Once the parsing algorithm removes the excluded_param, the cache key will only contain keyed_param=abc. On the back-end, however, Ruby on Rails sees the semicolon and splits the query string into three separate parameters:

1.    keyed_param=abc
2.    excluded_param=123
3.    keyed_param=bad-stuff-here

But now there is a duplicate keyed_param. This is where the second quirk comes into play. If there are duplicate parameters, each with different values, Ruby on Rails gives precedence to the final occurrence. The end result is that the cache key contains an innocent, expected parameter value, allowing the cached response to be served as normal to other users. On the back-end, however, the same parameter has a completely different value, which is our injected payload. It is this second value that will be passed into the gadget and reflected in the poisoned response.

Exploiting fat GET support

Although this scenario is pretty rare, you can sometimes simply add a body to a GET request to create a "fat" GET request:

GET /?param=innocent HTTP/1.1
[…]
param=bad-stuff-here

Normalized cache keys

Problem: when you find reflected XSS in a parameter, it is often unexploitable in practice.

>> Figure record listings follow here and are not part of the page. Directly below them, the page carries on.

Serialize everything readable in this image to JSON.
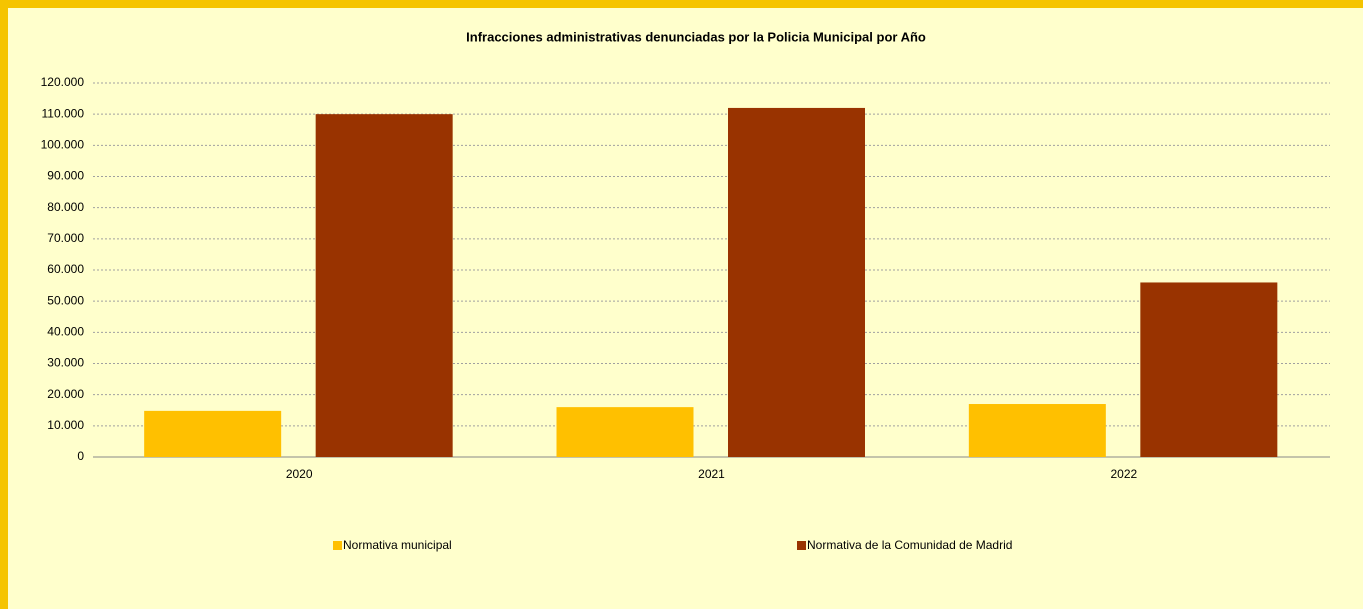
{
  "chart_data": {
    "type": "bar",
    "title": "Infracciones administrativas denunciadas por la Policia Municipal por Año",
    "categories": [
      "2020",
      "2021",
      "2022"
    ],
    "series": [
      {
        "name": "Normativa municipal",
        "color": "#ffc000",
        "values": [
          14800,
          16000,
          17000
        ]
      },
      {
        "name": "Normativa de la Comunidad de Madrid",
        "color": "#993300",
        "values": [
          110000,
          112000,
          56000
        ]
      }
    ],
    "ylim": [
      0,
      120000
    ],
    "yticks": [
      0,
      {
        "value": 10000,
        "label": "10.000"
      },
      {
        "value": 20000,
        "label": "20.000"
      },
      {
        "value": 30000,
        "label": "30.000"
      },
      {
        "value": 40000,
        "label": "40.000"
      },
      {
        "value": 50000,
        "label": "50.000"
      },
      {
        "value": 60000,
        "label": "60.000"
      },
      {
        "value": 70000,
        "label": "70.000"
      },
      {
        "value": 80000,
        "label": "80.000"
      },
      {
        "value": 90000,
        "label": "90.000"
      },
      {
        "value": 100000,
        "label": "100.000"
      },
      {
        "value": 110000,
        "label": "110.000"
      },
      {
        "value": 120000,
        "label": "120.000"
      }
    ],
    "grid": true,
    "legend": "bottom"
  }
}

This is because modern browsers typically URL-encode the necessary characters when sending the request, and the server doesn't decode them.

Example:

You send the follow URL to a victim

https://vulnerable.website.net/test<script>alert(1)</script>

His browser send the following request

GET /test%3Cscript%3Ealert(1)%3C/script%3E HTTP/2
Host: vulnerable.website.net
[...]


HTTP/2 404 Not Found
[...]

<p>Not Found: /test<script>alert(1)</script></p>

So, normally this XSS is unexploitable.

Exploitation with normalized cache keys

Some caching implementations normalize keyed input when adding it to the cache key. In this case, both of the following requests would have the same key:

GET /example?param="><test>
GET /example?param=%22%3e%3ctest%3e

When the victim visits the malicious URL, the payload will still be URL-encoded by their browser; however, once the URL is normalized by the cache, it will have the same cache key as the response containing your unencoded payload.